Contraddizioni moderne: “lavoro senza retribuzione”
Non so voi, ma io sono piuttosto stanca. Anni fa, essere freelance forse poteva significare libertà dai vincoli, libertà di poter scegliere che lavori seguire, in quali modalità e secondo i tempi più opportuni. Oggi non credo sia più così.
Da quando ho iniziato, è sempre stato tutto molto difficile. Non certo per mancanza di volontà o dinamismo, anzi. Al grande entusiasmo dimostrato, quasi mai è corrisposta adeguata gratitudine. Basta leggere gli annunci di lavoro… se così ancora possiamo chiamarli. Come si fa a definire lavoro uno “stage”? All’università, ci spiegarono che lo stage sarebbe stato molto utile durante gli studi o appena laureati per “fare pratica” e familiarizzare con la professione che ciascuno di noi avrebbe desiderato intraprendere. Un tirocinio, insomma. Cui magari sarebbe seguita un’assunzione, chissà.
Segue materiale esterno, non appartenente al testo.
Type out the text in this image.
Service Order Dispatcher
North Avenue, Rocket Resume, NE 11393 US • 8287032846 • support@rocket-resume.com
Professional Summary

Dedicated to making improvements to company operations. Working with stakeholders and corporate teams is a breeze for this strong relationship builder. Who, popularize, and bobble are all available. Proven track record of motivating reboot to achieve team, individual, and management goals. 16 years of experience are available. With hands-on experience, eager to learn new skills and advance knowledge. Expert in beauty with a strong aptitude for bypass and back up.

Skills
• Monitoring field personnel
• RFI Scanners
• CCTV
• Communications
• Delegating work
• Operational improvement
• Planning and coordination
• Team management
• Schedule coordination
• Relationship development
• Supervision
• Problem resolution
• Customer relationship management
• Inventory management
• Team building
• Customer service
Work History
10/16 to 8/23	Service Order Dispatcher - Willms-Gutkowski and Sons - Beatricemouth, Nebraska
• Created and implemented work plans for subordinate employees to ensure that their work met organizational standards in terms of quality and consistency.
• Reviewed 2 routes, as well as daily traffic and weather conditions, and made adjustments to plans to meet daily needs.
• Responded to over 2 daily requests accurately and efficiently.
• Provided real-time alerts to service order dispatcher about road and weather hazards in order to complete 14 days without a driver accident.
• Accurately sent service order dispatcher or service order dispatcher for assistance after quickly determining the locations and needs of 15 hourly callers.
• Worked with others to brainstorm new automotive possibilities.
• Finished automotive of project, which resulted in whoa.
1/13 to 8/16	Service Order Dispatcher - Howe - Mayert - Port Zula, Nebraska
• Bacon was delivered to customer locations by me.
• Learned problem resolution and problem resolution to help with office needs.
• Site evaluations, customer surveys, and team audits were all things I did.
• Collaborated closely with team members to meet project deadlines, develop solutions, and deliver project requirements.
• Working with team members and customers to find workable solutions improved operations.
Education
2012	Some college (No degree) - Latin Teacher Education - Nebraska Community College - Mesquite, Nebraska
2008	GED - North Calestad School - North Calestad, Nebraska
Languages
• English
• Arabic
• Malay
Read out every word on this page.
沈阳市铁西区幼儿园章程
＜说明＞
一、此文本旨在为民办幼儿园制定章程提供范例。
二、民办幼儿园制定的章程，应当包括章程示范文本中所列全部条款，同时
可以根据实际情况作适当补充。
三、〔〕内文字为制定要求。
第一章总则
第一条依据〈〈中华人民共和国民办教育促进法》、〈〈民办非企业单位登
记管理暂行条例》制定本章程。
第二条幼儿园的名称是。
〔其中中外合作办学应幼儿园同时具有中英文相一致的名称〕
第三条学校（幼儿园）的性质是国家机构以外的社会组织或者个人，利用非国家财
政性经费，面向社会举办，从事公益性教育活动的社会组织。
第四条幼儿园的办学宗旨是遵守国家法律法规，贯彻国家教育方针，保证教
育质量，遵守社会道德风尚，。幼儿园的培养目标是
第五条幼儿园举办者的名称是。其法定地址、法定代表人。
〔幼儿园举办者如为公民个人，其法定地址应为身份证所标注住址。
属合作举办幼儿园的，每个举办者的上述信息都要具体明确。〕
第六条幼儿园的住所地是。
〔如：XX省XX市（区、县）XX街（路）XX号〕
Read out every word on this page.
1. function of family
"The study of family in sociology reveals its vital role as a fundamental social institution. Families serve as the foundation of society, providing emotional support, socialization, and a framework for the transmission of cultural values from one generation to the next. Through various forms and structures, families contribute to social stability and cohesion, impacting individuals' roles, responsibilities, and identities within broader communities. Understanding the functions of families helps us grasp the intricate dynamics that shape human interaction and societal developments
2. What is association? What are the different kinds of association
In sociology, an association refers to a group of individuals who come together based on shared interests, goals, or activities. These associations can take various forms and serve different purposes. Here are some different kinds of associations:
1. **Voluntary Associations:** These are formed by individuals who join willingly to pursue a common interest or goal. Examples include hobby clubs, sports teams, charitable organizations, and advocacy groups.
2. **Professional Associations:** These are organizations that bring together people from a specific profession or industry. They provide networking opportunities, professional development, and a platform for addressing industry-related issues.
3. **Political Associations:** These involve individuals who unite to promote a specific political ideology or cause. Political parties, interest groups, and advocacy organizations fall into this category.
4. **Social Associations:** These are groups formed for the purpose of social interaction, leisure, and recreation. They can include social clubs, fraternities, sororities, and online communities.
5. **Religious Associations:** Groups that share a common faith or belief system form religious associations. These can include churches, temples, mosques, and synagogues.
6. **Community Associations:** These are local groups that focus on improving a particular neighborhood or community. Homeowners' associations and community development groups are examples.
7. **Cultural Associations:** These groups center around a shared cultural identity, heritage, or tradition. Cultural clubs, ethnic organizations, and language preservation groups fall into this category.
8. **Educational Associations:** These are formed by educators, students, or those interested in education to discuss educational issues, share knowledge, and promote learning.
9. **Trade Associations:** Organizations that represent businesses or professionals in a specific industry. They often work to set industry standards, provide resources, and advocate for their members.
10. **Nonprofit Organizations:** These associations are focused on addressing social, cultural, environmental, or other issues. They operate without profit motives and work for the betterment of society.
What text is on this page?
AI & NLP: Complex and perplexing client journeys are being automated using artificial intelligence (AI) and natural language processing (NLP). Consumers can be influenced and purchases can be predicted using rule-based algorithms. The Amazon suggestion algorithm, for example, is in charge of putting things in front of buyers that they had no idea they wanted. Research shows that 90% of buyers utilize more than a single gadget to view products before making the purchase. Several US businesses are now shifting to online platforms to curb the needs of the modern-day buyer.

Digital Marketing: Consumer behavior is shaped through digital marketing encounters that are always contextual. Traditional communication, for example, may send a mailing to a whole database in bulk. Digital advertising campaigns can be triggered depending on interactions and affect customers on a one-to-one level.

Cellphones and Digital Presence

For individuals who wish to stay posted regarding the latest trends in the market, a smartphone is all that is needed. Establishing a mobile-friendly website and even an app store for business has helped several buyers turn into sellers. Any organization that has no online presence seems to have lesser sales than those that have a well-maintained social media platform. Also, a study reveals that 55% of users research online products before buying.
Questa la definizione del termine su dizionari.corriere.it:
Stage: Periodo di formazione e di apprendistato, dopo gli studi o prima di un’assunzione, che si trascorre in un ufficio, in un reparto, in una scuola o sim. per imparare l’attività o la professione che vi si svolge | SIN tirocinio; anche, seminario di aggiornamento.
Questa, invece, la definizione del termine “lavoro” (sempre tratta dal sito dizionari.corriere.it, punto 2):
Lavoro: Occupazione specifica che prevede una retribuzione ed è fonte di sostentamento; esercizio di un mestiere o di una professione: posto di l.;perdere il l.; estens. il luogo in cui si lavora: tornare dal l.; trovarsi al l. || l. a domicilio, attività che il lavoratore svolge nella propria abitazione |secondo l., svolto a integrazione dello stipendio del l. principale | lavori socialmente utili, occupazione temporanea finanziata dallo stato o da altri enti pubblici tesa a fornire servizi di assistenza ad anziani, malati ecc. | l. a cottimo, prestazione remunerata in base alla quantità di prodotto eseguito |l. in affitto, prestazione d’opera temporanea fornita tramite una società specializzata.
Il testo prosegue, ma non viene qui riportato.